Cinéma : L’UNESCO et le MINAC posent les jalons d’une refonte juridique majeure !

Cinéma : L’UNESCO et le MINAC posent les jalons d’une refonte juridique majeure !

Un séminaire de deux jours, consacré aux travaux de la commission interministérielle pour la révision du cadre juridique de la cinématographie camerounaise, est organisé à l’hôtel United de Mbankomo, dans la Méfou-et-Akono, par le Ministère des Arts et de la Culture- MINAC en partenariat avec l’ UNESCO. Retour sur la première journée.
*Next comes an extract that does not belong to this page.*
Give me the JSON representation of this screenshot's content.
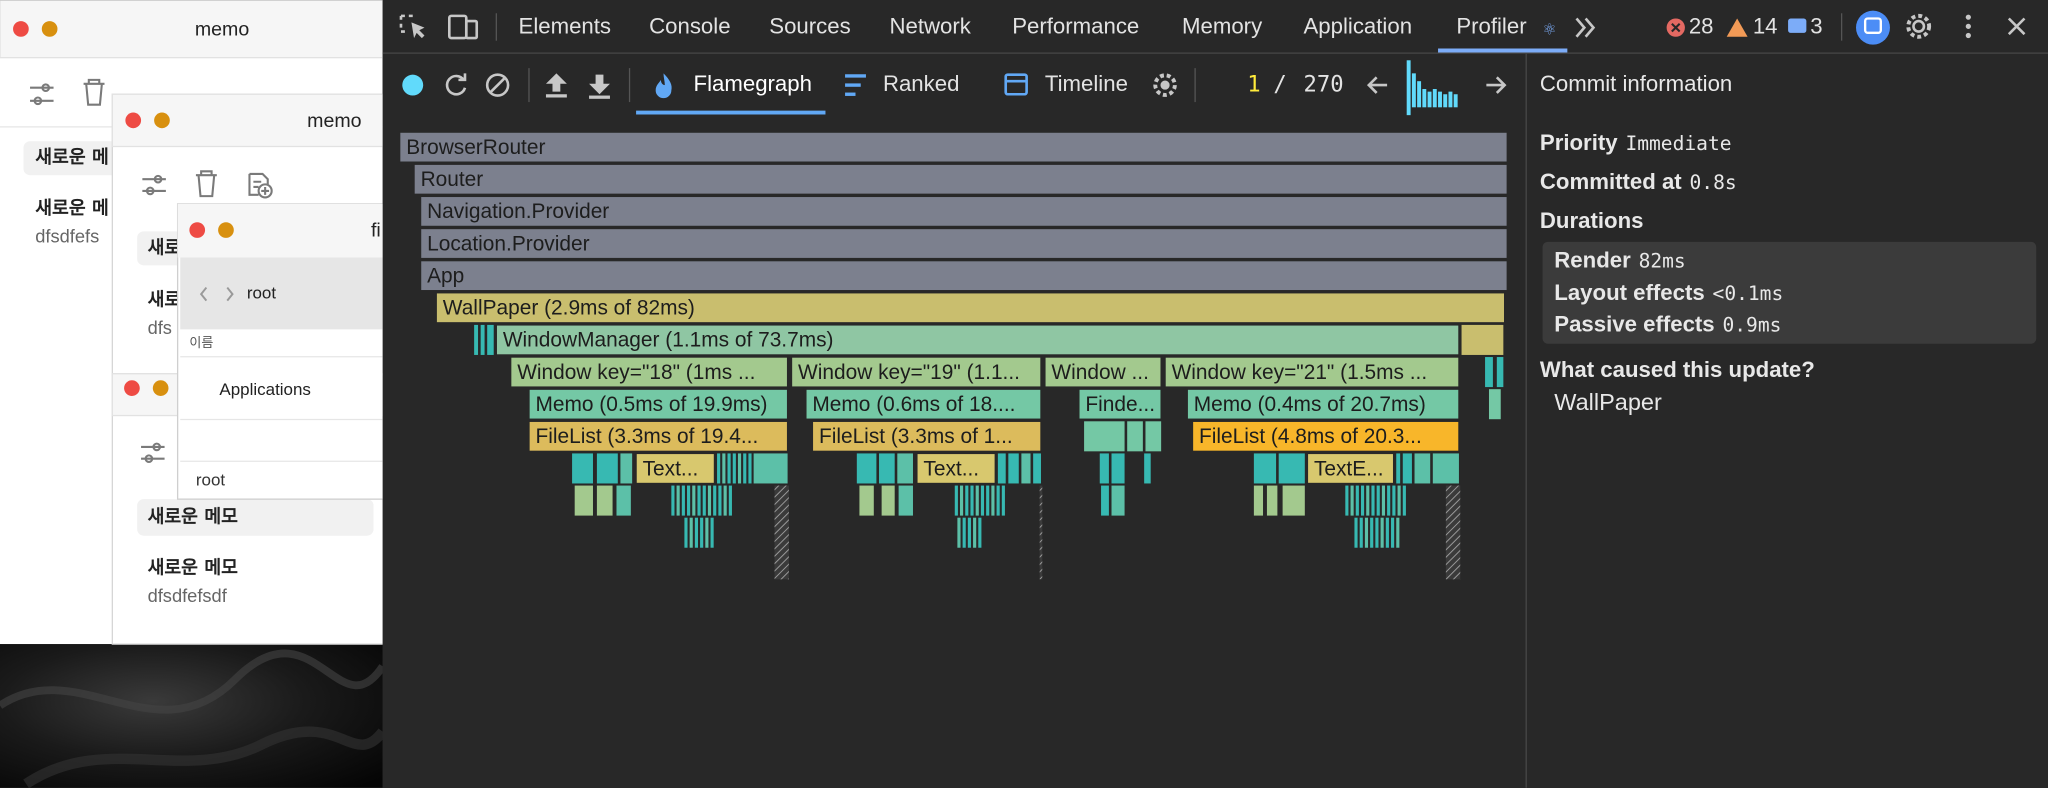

L’industrie cinématographique camerounaise vit un moment charnière de son histoire. Confronté à un décalage structurel profond, le secteur tente de naviguer à l’ère du numérique, du streaming et de l’intelligence artificielle avec un arsenal juridique obsolète. La régulation repose en effet sur une loi de 1988 et des décrets de 1990-1991, conçus à l’époque de la pellicule. Consciente de l’urgence d’adapter ces textes aux exigences de la création contemporaine, l’UNESCO organise, les 17 et 18 août 2026, un séminaire stratégique pour accompagner la révision du cadre légal.

La cérémonie d’ouverture, ce lundi, a été présidée par le Pr Blaise Nkene, Secrétaire général du Ministère des Arts et de la Culture (MINAC) et représentant personnel du ministre, et en présence du Dr Jean-Roland Onana, représentant du Chef de bureau régional de l’UNESCO pour l’Afrique centrale. Les travaux de cette première journée, menés par des experts venus de divers horizons, visaient à dépoussiérer une législation vieillissante.

Un constat partagé par les acteurs du secteur

Pour le Dr Jean-Roland Onana, cette initiative co-construite entre l’UNESCO et le MINAC avec le soutien de la Corée du Sud vise à impulser une véritable dynamique de réforme :

« L’activité tourne autour de l’avant-projet de loi sur le cinéma. C’est une première ébauche élaborée par les professionnels pour offrir un cadre normatif adapté au secteur. Il s’agit d’intégrer l’ensemble de la chaîne de valeur, de la gestion des droits d’auteur à la prise en compte du numérique, de l’IA et des jeunes talents. »

Du côté du MINAC, le Directeur du Cinéma, le Pr Donatus Fai, a rappelé les limites du cadre existant :

« Le texte actuel est caduc et ne répond plus aux exigences de la société contemporaine ni aux avancées technologiques. L’objectif est d’élever nos normes au niveau international pour faciliter les coproductions, attirer des partenaires et garantir une protection juridique solide aux producteurs, acteurs et scénaristes. »

Sur le terrain, la perte des infrastructures traditionnelles s’est faite durement ressentir. Rémy Atangana, Coordonnateur national du Pôle Cinéma, souligne ce tournant décisif :

« Le cinéma camerounais est à la croisée des chemins. Nous avons perdu une partie de notre patrimoine, nos salles de projection et de nombreux professionnels. L’État nous invite aujourd’hui à nous remettre en question. Nous sommes réunis pour mûrir une réflexion qui permettra de refondre le secteur et d’intégrer les mutations techniques et sociales. »

Vers un écosystème compétitif et sécurisé

Alors que les lourdeurs administratives et le flou entourant la monétisation en ligne (VOD, plateformes internationales, piratage) freinent l’essor des créateurs, cette concertation interministérielle entend poser les bases d’une économie du cinéma moderne, attractive et pérenne. Les travaux, qui s’achèvent ce mardi 18 août 2026, déboucheront sur une ébauche actualisée du cadre juridique, ouvrant la voie à un ancrage solide du cinéma camerounais dans un monde numérisé et globalisé.